Zac Hatfield-Dodds comments on Anthropic’s Core Views on AI Safety

Zac Hatfield-Dodds 12 Mar 2023 17:21 UTC
6 points
5
1. “AI is more dangerous the more different it is from us” seems wrong to me: it is very different and likely to be very dangerous, but that doesn’t imply that making it somewhat more like us would make it less dangerous. I don’t think brain emulation can be developed in time, replaying evolution seems unhelpful to me, and both seem likely to cause enormous suffering (aka mindcrime).
2. See my colleague Ethan Perez’s comment here on upcoming research, including studying situational awareness as a risk factor for deceptive misalignment.
- RussellThor 16 Mar 2023 5:35 UTC
  1 point
  0
  Parent
  Thanks. OK I will put some more general thoughts, have to go back a few steps.
  To me the more general alignment problem is AI gives humanity ~10,000 years of progress and probably irreversible change in ~1-10 years. To me the issue is how do you raise humans intelligence from that given by biology to that given by the limits of physics in a way that is identify preserving as much as possible. Building AI seems to be the worst way to do that. If I had a fantasy way it would be say increase everyone’s IQ by 10 points per year for 100+ years until we reach the limit.
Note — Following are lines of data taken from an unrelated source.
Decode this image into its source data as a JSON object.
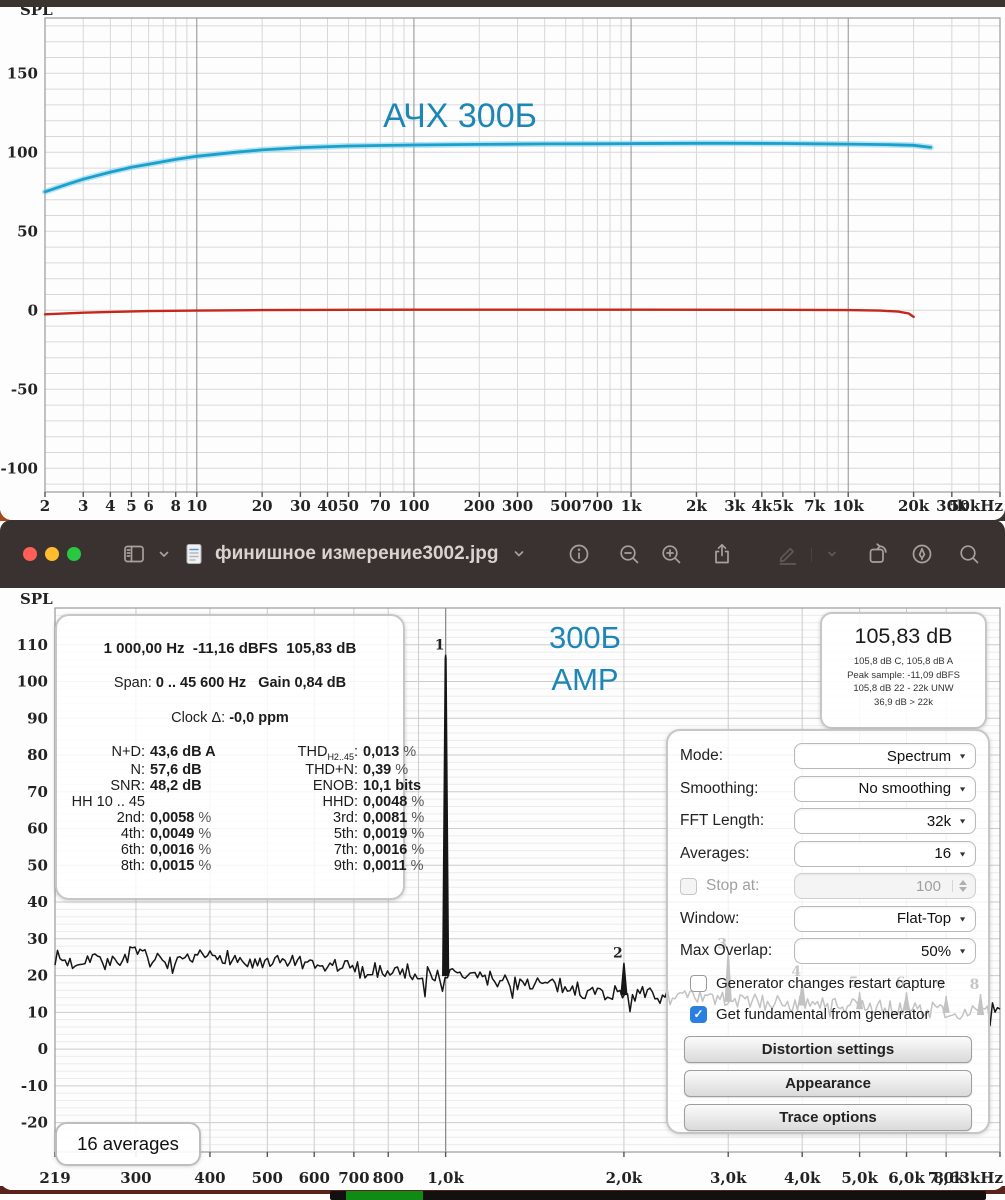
{
  "toolbar": {
    "traffic_lights": [
      "#ff5f57",
      "#febc2e",
      "#28c840"
    ],
    "filename": "финишное измерение3002.jpg",
    "icons": [
      "sidebar-icon",
      "chevron-down-icon",
      "document-icon",
      "info-icon",
      "zoom-out-icon",
      "zoom-in-icon",
      "share-icon",
      "markup-pencil-icon",
      "chevron-down-icon",
      "rotate-icon",
      "pen-circle-icon",
      "search-icon"
    ]
  },
  "measurement_panel": {
    "line1": "1 000,00 Hz  -11,16 dBFS  105,83 dB",
    "line2": [
      {
        "t": "Span: "
      },
      {
        "t": "0 .. 45 600 Hz",
        "b": true
      },
      {
        "t": "   Gain ",
        "b": true
      },
      {
        "t": "0,84 dB",
        "b": true
      }
    ],
    "line3": [
      {
        "t": "Clock Δ: "
      },
      {
        "t": "-0,0 ppm",
        "b": true
      }
    ],
    "rows": [
      {
        "left": {
          "label": "N+D:",
          "value": "43,6 dB A"
        },
        "right": {
          "label": "THD",
          "sub": "H2..45",
          "value": "0,013",
          "unit": "%"
        }
      },
      {
        "left": {
          "label": "N:",
          "value": "57,6 dB"
        },
        "right": {
          "label": "THD+N:",
          "value": "0,39",
          "unit": "%"
        }
      },
      {
        "left": {
          "label": "SNR:",
          "value": "48,2 dB"
        },
        "right": {
          "label": "ENOB:",
          "value": "10,1 bits"
        }
      },
      {
        "left": {
          "label": "HH 10 .. 45",
          "value": ""
        },
        "right": {
          "label": "HHD:",
          "value": "0,0048",
          "unit": "%"
        }
      },
      {
        "left": {
          "label": "2nd:",
          "value": "0,0058",
          "unit": "%"
        },
        "right": {
          "label": "3rd:",
          "value": "0,0081",
          "unit": "%"
        }
      },
      {
        "left": {
          "label": "4th:",
          "value": "0,0049",
          "unit": "%"
        },
        "right": {
          "label": "5th:",
          "value": "0,0019",
          "unit": "%"
        }
      },
      {
        "left": {
          "label": "6th:",
          "value": "0,0016",
          "unit": "%"
        },
        "right": {
          "label": "7th:",
          "value": "0,0016",
          "unit": "%"
        }
      },
      {
        "left": {
          "label": "8th:",
          "value": "0,0015",
          "unit": "%"
        },
        "right": {
          "label": "9th:",
          "value": "0,0011",
          "unit": "%"
        }
      }
    ]
  },
  "level_panel": {
    "value": "105,83 dB",
    "details": [
      "105,8 dB C, 105,8 dB A",
      "Peak sample: -11,09 dBFS",
      "105,8 dB 22 - 22k UNW",
      "36,9 dB > 22k"
    ]
  },
  "settings_panel": {
    "selects": [
      {
        "label": "Mode:",
        "value": "Spectrum"
      },
      {
        "label": "Smoothing:",
        "value": "No smoothing"
      },
      {
        "label": "FFT Length:",
        "value": "32k"
      },
      {
        "label": "Averages:",
        "value": "16"
      }
    ],
    "stop_at": {
      "label": "Stop at:",
      "value": "100",
      "enabled": false
    },
    "selects2": [
      {
        "label": "Window:",
        "value": "Flat-Top"
      },
      {
        "label": "Max Overlap:",
        "value": "50%"
      }
    ],
    "checkboxes": [
      {
        "label": "Generator changes restart capture",
        "checked": false
      },
      {
        "label": "Get fundamental from generator",
        "checked": true
      }
    ],
    "buttons": [
      "Distortion settings",
      "Appearance",
      "Trace options"
    ],
    "accent": "#2a7fe0"
  },
  "averages_box": {
    "label": "16 averages"
  },
  "chart_data": [
    {
      "id": "frequency-response",
      "type": "line",
      "xscale": "log",
      "title": "АЧХ 300Б",
      "corner_label": "SPL",
      "xlim": [
        2,
        50000
      ],
      "ylim": [
        -115,
        185
      ],
      "x_ticks": [
        [
          2,
          "2"
        ],
        [
          3,
          "3"
        ],
        [
          4,
          "4"
        ],
        [
          5,
          "5"
        ],
        [
          6,
          "6"
        ],
        [
          8,
          "8"
        ],
        [
          10,
          "10"
        ],
        [
          20,
          "20"
        ],
        [
          30,
          "30"
        ],
        [
          40,
          "40"
        ],
        [
          50,
          "50"
        ],
        [
          70,
          "70"
        ],
        [
          100,
          "100"
        ],
        [
          200,
          "200"
        ],
        [
          300,
          "300"
        ],
        [
          500,
          "500"
        ],
        [
          700,
          "700"
        ],
        [
          1000,
          "1k"
        ],
        [
          2000,
          "2k"
        ],
        [
          3000,
          "3k"
        ],
        [
          4000,
          "4k"
        ],
        [
          5000,
          "5k"
        ],
        [
          7000,
          "7k"
        ],
        [
          10000,
          "10k"
        ],
        [
          20000,
          "20k"
        ],
        [
          30000,
          "30k"
        ],
        [
          50000,
          "50kHz"
        ]
      ],
      "y_ticks": [
        150,
        100,
        50,
        0,
        -50,
        -100
      ],
      "grid": true,
      "series": [
        {
          "name": "spl-response-300b",
          "color": "#19a0cb",
          "points": [
            [
              2,
              75
            ],
            [
              2.5,
              79.5
            ],
            [
              3,
              83
            ],
            [
              4,
              87.5
            ],
            [
              5,
              90.5
            ],
            [
              6,
              92.5
            ],
            [
              8,
              95.5
            ],
            [
              10,
              97.5
            ],
            [
              15,
              100
            ],
            [
              20,
              101.5
            ],
            [
              30,
              103
            ],
            [
              50,
              104
            ],
            [
              70,
              104.3
            ],
            [
              100,
              104.6
            ],
            [
              200,
              105
            ],
            [
              400,
              105.3
            ],
            [
              700,
              105.4
            ],
            [
              1000,
              105.5
            ],
            [
              2000,
              105.7
            ],
            [
              3000,
              105.7
            ],
            [
              5000,
              105.6
            ],
            [
              7000,
              105.4
            ],
            [
              10000,
              105.2
            ],
            [
              15000,
              104.9
            ],
            [
              20000,
              104.4
            ],
            [
              24000,
              103.1
            ]
          ]
        },
        {
          "name": "reference-trace",
          "color": "#c5271b",
          "points": [
            [
              2,
              -2.5
            ],
            [
              3,
              -1.5
            ],
            [
              4,
              -1
            ],
            [
              6,
              -0.5
            ],
            [
              10,
              -0.2
            ],
            [
              20,
              0.1
            ],
            [
              50,
              0.3
            ],
            [
              100,
              0.4
            ],
            [
              1000,
              0.4
            ],
            [
              5000,
              0.3
            ],
            [
              10000,
              0.1
            ],
            [
              14000,
              -0.2
            ],
            [
              17000,
              -0.8
            ],
            [
              19000,
              -2
            ],
            [
              20000,
              -4.2
            ]
          ]
        }
      ]
    },
    {
      "id": "spectrum",
      "type": "line",
      "xscale": "log",
      "title_lines": [
        "300Б",
        "AMP"
      ],
      "corner_label": "SPL",
      "xlim": [
        219,
        8630
      ],
      "ylim": [
        -28,
        120
      ],
      "x_ticks": [
        [
          219,
          "219"
        ],
        [
          300,
          "300"
        ],
        [
          400,
          "400"
        ],
        [
          500,
          "500"
        ],
        [
          600,
          "600"
        ],
        [
          700,
          "700"
        ],
        [
          800,
          "800"
        ],
        [
          1000,
          "1,0k"
        ],
        [
          2000,
          "2,0k"
        ],
        [
          3000,
          "3,0k"
        ],
        [
          4000,
          "4,0k"
        ],
        [
          5000,
          "5,0k"
        ],
        [
          6000,
          "6,0k"
        ],
        [
          7000,
          "7,0k"
        ],
        [
          8630,
          "8,63kHz"
        ]
      ],
      "y_ticks": [
        110,
        100,
        90,
        80,
        70,
        60,
        50,
        40,
        30,
        20,
        10,
        0,
        -10,
        -20
      ],
      "grid_extra_hz": [
        900
      ],
      "cursor_hz": 1000,
      "fundamental": {
        "hz": 1000,
        "dbfs": -11.16,
        "spl_db": 105.83
      },
      "noise_floor": [
        [
          219,
          25
        ],
        [
          235,
          23.2
        ],
        [
          252,
          25.6
        ],
        [
          272,
          23.0
        ],
        [
          295,
          26.2
        ],
        [
          320,
          24.3
        ],
        [
          350,
          22.6
        ],
        [
          385,
          24.8
        ],
        [
          420,
          25.6
        ],
        [
          460,
          23.4
        ],
        [
          500,
          22.6
        ],
        [
          545,
          24.2
        ],
        [
          600,
          21.8
        ],
        [
          660,
          22.8
        ],
        [
          730,
          21.2
        ],
        [
          810,
          21.6
        ],
        [
          900,
          20.6
        ],
        [
          1000,
          20.4
        ],
        [
          1120,
          19.8
        ],
        [
          1260,
          18.6
        ],
        [
          1420,
          18.0
        ],
        [
          1600,
          16.8
        ],
        [
          1800,
          15.4
        ],
        [
          2050,
          15.2
        ],
        [
          2300,
          14.4
        ],
        [
          2600,
          13.8
        ],
        [
          3000,
          13.4
        ],
        [
          3500,
          12.6
        ],
        [
          4000,
          12.4
        ],
        [
          4600,
          11.6
        ],
        [
          5300,
          11.2
        ],
        [
          6100,
          11.0
        ],
        [
          7000,
          10.4
        ],
        [
          8000,
          9.8
        ],
        [
          8630,
          11.5
        ]
      ],
      "peaks": [
        {
          "n": "1",
          "hz": 1000,
          "top": 107.3
        },
        {
          "n": "2",
          "hz": 2000,
          "top": 23.5
        },
        {
          "n": "3",
          "hz": 3000,
          "top": 26.0
        },
        {
          "n": "4",
          "hz": 4000,
          "top": 18.5
        },
        {
          "n": "5",
          "hz": 5000,
          "top": 15.5
        },
        {
          "n": "6",
          "hz": 6000,
          "top": 15.5
        },
        {
          "n": "7",
          "hz": 7000,
          "top": 14.5
        },
        {
          "n": "8",
          "hz": 8000,
          "top": 15.0
        }
      ]
    }
  ]
}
  We can’t do that but that is why I mentioned WBE, my desire would be to stop AGI, get human mind uploading to work, then let those WBE raise their IQ in parallel. Their agreed upon values would be humanities values by definition then.
  If our goal is Coherent Extrapolated Volition or something similar for humanity then how can we achieve that if we don’t increase the IQ of humans (or descendants they identify with)? How can we even know what our own desires/values are at increasing IQ’s if we don’t directly experience them.
  I have an opinion what successful alignment looks like to me but is it very different for other people? We can all agree what bad is.